Maybe the most intuitive (and computationally simplest) control is to simply have the music be conditional on other music! This can take a number of forms, such as:

  • Music Accompaniment Generation (i.e. drums->drums + guitar)

  • Vocal Accompaniment Generation

  • Vocal Morphing / timbre transfer (i.e. modulating music with voice controls)

  • Iterative editing (i.e. given existing music outputs, change it conditional on the original audio)

On the training-based side, many of accompaniment such as MSDM [MTP+23], SingSong [DCR+23], StemGen [PSK+24], and Diff-a-Riff [NPA+24] train models from scratch that directly model the conditional audio to audio (or joint across stems) distribution, allowing the reference audio to influence the generation through many of the ways we’ve seen so far (in particular, cross-attention and channel-wise concatenation). Even the older RAVE model [CE21] is a good example a of training-based audio2audio model addressing practical considerations, as its hyper optimized design allows for real time vocal morphing and timbre transfer.

On the training-free side, a number of audio2audio works focus on training-free editing with TTM models, as existing TTMs can be used as reasonably strong generative priors. These can range from the more simple VampNet-style periodic inpainting [GSKP23] and Stable Audio Open [EPC+24] init audio style transfer, which simply mask out regions of the audio and regenerate them with the model, using the TTM systems prior as a way for creative editing. There also exist more bespoke guidance/gradient-based editing like DDPM Inversion [MM24], MusicMagus [ZIX+24], and DITTO-(1/2) [NMBKB24a, NMBKB24], which leverage invertibality or differentiation through generation to change the outputs of the model.
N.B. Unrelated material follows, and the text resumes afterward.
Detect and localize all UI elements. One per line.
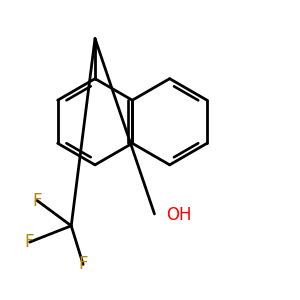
Text: F: F <box>78 255 88 273</box>
Text: OH: OH <box>166 206 192 224</box>
Text: F: F <box>32 191 42 209</box>
Text: F: F <box>25 233 34 251</box>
Note that this is where diffusion-based systems particularly pull ahead of LM-based approaches, as the discrete nature of LM-based generation makes these inference-time tricks quite unstable and unusable.

Abstract Musical Controls#

Even more interesting for musicians is truly breaking out of any particular audio or text based mold, allowing for fully custom control mechanisms that are aligned with musical practice but may be hard to describe in words. For example:

  • Time-varying musical intensity (i.e. volume as well as harmonic and rhythmic density)

  • Time-varying melody

  • Time-varying chords

  • Overall musical structure (e.g. verse, chorus)
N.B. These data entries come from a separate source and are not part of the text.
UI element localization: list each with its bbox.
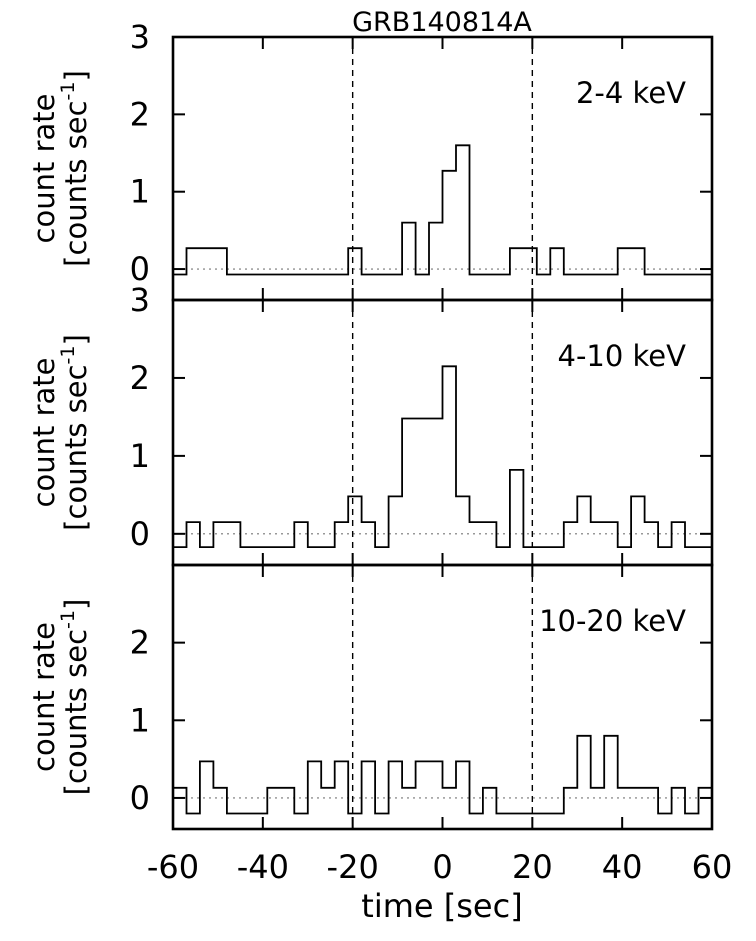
y-axis-label-line2: [counts sec [59, 629, 93, 795]
y-tick-label: 2 [130, 359, 150, 397]
y-axis-label-line2: [counts sec [59, 364, 93, 530]
y-axis-label: count rate[counts sec-1] [27, 70, 93, 267]
y-tick-label: 1 [130, 173, 150, 211]
y-tick-label: 0 [130, 250, 150, 288]
y-axis-label-line2: [counts sec [59, 100, 93, 266]
x-tick-labels: -60 -40 -20 0 20 40 60 [147, 848, 732, 886]
x-tick-label: 0 [432, 848, 452, 886]
y-tick-label: 0 [130, 515, 150, 553]
x-tick-label: 60 [692, 848, 733, 886]
y-axis-label-line1: count rate [27, 94, 61, 244]
band-label: 10-20 keV [539, 604, 686, 638]
panel-1: 0 1 2 3 2-4 keV count rate[counts sec-1] [27, 18, 714, 302]
x-tick-label: -60 [147, 848, 199, 886]
y-axis-label-superscript: -1 [57, 610, 79, 629]
y-axis-label-line1: count rate [27, 358, 61, 508]
y-tick-label: 0 [130, 779, 150, 817]
x-axis-label: time [sec] [361, 887, 522, 925]
y-axis-label-superscript: -1 [57, 82, 79, 101]
y-tick-label: 1 [130, 437, 150, 475]
count-rate-series [173, 144, 712, 276]
y-axis-label: count rate[counts sec-1] [27, 599, 93, 796]
count-rate-series [173, 734, 712, 815]
chart-title: GRB140814A [352, 7, 532, 38]
y-axis-label-superscript: -1 [57, 346, 79, 365]
y-tick-label: 3 [130, 18, 150, 56]
x-tick-label: 40 [602, 848, 643, 886]
band-label: 2-4 keV [576, 76, 686, 110]
y-axis-label-line1: count rate [27, 622, 61, 772]
x-tick-label: -20 [327, 848, 379, 886]
y-tick-label: 2 [130, 95, 150, 133]
y-tick-label: 1 [130, 701, 150, 739]
panel-3: 0 1 2 10-20 keV count rate[counts sec-1] [27, 563, 714, 831]
y-axis-label: count rate[counts sec-1] [27, 334, 93, 531]
band-label: 4-10 keV [558, 339, 687, 373]
panel-2: 0 1 2 3 4-10 keV count rate[counts sec-1] [27, 281, 714, 567]
y-tick-label: 3 [130, 281, 150, 319]
y-axis-label-close: ] [59, 599, 93, 610]
x-tick-label: -40 [237, 848, 289, 886]
y-axis-label-close: ] [59, 334, 93, 345]
count-rate-series [173, 365, 712, 548]
y-axis-label-close: ] [59, 70, 93, 81]
y-tick-label: 2 [130, 624, 150, 662]
x-tick-label: 20 [512, 848, 553, 886]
As we’ve seen a number of times now, training-based methods such as Music ControlNet [WDWB23], JASCO [TZG+24], and Mustango [MGG+23] can input controls by defining some embedding function to extract latent vectors for the controls and letting them modulate the audio generation through the standard means. Additionally, training-free methods like DITTO [NMBKB24a, NMBKB24], SMITIN [KWG+24], and Guidance Gradients [LGW+23] can leverage similar differentiability through sampling to guide the generation process.